Me imagino que PSOE y Unidas Podemos, después de obligar a sus diputados a tragar el sapo de Enrique Arnaldo, ya están encuadernando la obra selecta del magistrado: los 331 artículos que publicó en El Imparcial, donde despacha sin ambages ni medias tintas los asuntos que antes le preocupaban y a partir de ahora lo ocupan como miembro del Tribunal Constitucional. Puedo afirmar sin riesgo a equivocarme que los partidos del Gobierno ya están desbrozando aquel filón de sentencias periodísticas, párrafo a párrafo, en busca de motivos para recusar al infumable magistrado cada vez que hinque el diente a temas sensibles. Tarde piaron. Aunque consigan apartarlo, lo que está por ver, el daño mayor ya está hecho: el prestigio del Tribunal Constitucional ha recibido una estocada letal en forma de Arnaldo. Un rejón del que son corresponsables los dos partidos que gobiernan y el que aspira a hacerlo. Los tres: el PP, por proponer a quien propuso; el PSOE y Podemos, por consentirlo. El primero secuestra la institución y los segundos pagan el infame rescate.
No soy ingenuo. Los partidos siempre proponen candidatos ideológicamente afines. Pero el sistema requiere que los magistrados mantengan, al margen de quien los ha propuesto, presunción de independencia. Por eso son intocables una vez nombrados: nadie puede removerlos durante su mandato. Por eso el prestigio se considera aval de independencia: un antídoto contra la sumisión agradecida. Las apariencias, como en el caso de la mujer del César, importan. Cada vez que un «conservador» vota con los «progresistas», o a la inversa, la imagen de independencia se refuerza. El sistema gana. Si el tribunal funciona siempre en bloques, sin fisuras ni ósmosis, surgen dudas sobre la independencia de unos y otros. Y las sospechas minan el sistema.
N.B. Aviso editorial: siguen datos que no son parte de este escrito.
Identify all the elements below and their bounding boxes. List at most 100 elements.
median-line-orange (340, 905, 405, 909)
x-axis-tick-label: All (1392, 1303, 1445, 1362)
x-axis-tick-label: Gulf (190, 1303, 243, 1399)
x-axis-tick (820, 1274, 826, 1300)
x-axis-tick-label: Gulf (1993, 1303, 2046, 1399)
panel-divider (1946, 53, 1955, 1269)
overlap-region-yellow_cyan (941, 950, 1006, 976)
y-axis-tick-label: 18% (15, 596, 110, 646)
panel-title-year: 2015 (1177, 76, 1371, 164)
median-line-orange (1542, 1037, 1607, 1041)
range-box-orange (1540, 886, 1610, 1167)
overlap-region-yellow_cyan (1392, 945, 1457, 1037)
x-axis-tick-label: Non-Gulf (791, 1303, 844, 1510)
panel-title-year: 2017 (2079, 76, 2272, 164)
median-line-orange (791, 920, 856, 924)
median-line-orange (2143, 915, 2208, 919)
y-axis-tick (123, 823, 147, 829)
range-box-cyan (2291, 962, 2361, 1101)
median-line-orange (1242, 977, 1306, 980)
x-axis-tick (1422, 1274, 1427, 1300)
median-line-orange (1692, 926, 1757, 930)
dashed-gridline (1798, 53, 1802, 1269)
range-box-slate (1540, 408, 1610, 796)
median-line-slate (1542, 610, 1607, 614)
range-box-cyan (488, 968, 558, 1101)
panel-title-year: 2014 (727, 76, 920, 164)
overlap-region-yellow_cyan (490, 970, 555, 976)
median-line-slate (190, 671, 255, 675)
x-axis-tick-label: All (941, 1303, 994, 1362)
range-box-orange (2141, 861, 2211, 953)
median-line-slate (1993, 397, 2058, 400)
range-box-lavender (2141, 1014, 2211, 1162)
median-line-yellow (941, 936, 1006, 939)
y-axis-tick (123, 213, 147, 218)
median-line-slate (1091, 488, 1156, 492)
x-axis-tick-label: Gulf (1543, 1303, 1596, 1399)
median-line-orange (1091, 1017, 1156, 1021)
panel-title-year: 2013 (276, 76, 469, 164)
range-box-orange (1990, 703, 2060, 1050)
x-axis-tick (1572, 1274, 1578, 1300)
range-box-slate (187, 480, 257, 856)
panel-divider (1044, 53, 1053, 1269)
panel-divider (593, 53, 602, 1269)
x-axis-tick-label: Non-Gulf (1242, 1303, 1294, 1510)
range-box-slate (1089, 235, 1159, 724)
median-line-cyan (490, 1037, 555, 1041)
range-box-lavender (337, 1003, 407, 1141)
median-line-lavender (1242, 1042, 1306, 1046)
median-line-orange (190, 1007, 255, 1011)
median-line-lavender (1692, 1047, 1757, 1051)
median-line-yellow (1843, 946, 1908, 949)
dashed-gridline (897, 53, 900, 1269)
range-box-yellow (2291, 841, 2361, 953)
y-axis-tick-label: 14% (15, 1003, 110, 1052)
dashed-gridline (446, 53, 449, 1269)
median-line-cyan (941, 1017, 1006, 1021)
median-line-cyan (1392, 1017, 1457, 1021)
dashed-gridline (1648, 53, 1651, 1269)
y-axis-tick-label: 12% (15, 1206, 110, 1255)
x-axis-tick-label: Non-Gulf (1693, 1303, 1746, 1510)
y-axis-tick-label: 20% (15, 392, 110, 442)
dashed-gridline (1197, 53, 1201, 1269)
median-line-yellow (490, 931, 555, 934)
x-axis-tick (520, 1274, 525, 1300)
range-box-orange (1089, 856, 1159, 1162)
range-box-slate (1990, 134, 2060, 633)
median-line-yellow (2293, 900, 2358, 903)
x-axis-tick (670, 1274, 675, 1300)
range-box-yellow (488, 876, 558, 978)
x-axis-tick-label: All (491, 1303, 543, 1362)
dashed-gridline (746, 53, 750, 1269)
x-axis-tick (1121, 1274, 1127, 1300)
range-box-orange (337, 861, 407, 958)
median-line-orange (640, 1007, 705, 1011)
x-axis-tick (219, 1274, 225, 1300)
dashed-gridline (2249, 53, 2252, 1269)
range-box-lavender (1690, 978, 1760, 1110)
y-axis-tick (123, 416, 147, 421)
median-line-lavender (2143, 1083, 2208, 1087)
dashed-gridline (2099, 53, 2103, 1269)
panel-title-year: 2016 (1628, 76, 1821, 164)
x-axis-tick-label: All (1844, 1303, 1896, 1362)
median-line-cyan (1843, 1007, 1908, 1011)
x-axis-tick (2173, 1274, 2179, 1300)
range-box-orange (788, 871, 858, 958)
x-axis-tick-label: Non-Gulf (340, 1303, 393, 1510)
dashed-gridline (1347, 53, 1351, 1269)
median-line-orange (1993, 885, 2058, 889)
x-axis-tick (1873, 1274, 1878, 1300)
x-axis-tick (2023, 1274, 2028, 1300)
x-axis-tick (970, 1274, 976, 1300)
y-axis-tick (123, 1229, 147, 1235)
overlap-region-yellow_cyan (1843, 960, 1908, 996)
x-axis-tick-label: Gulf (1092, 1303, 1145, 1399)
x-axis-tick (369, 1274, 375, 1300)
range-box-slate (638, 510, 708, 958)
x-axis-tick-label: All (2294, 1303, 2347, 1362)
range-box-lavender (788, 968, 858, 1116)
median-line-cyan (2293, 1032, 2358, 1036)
Enrique Arnaldo, magistrado porque una mayoría de diputados obedeció a sus jefes de filas, será el ponente en la vista del recurso del PP contra la ley del aborto. Un recurso que durmió en el cajón durante once años, arropado por la complacencia general, incluida la del PP de Mariano Rajoy: no solo mantuvo la ley cuando dispuso de mayoría absoluta para revocarla, sino que fulminó al ministro Gallardón por intentarlo. Y ahora, unos y otros, sobre todo la izquierda, se echan las manos a la cabeza. El nuevo ponente no engaña, porque ya sentenció la cuestión en un artículo del 15 de marzo del 2009: hizo mofa de la ley de plazos y la tildó de mera «ocurrencia» de una ministra de Zapatero. Lo grave no es que Arnaldo aborrezca el aborto y lo manifieste; a fin de cuentas, a los magistrados del tribunal de garantías no se les pregunta si les agrada o disgusta una norma, sino únicamente si se ajusta o no a la Constitución. Lo realmente grave es que Arnaldo equiparó la ley, engendrada por el Parlamento soberano, con un ucase, el edicto arbitrario de los zares rusos. Cuesta imaginar mayor desprecio al sistema democrático. Y una prueba más fehaciente de que el ponente ya ha tomado su decisión: el ucase es inconstitucional por principio.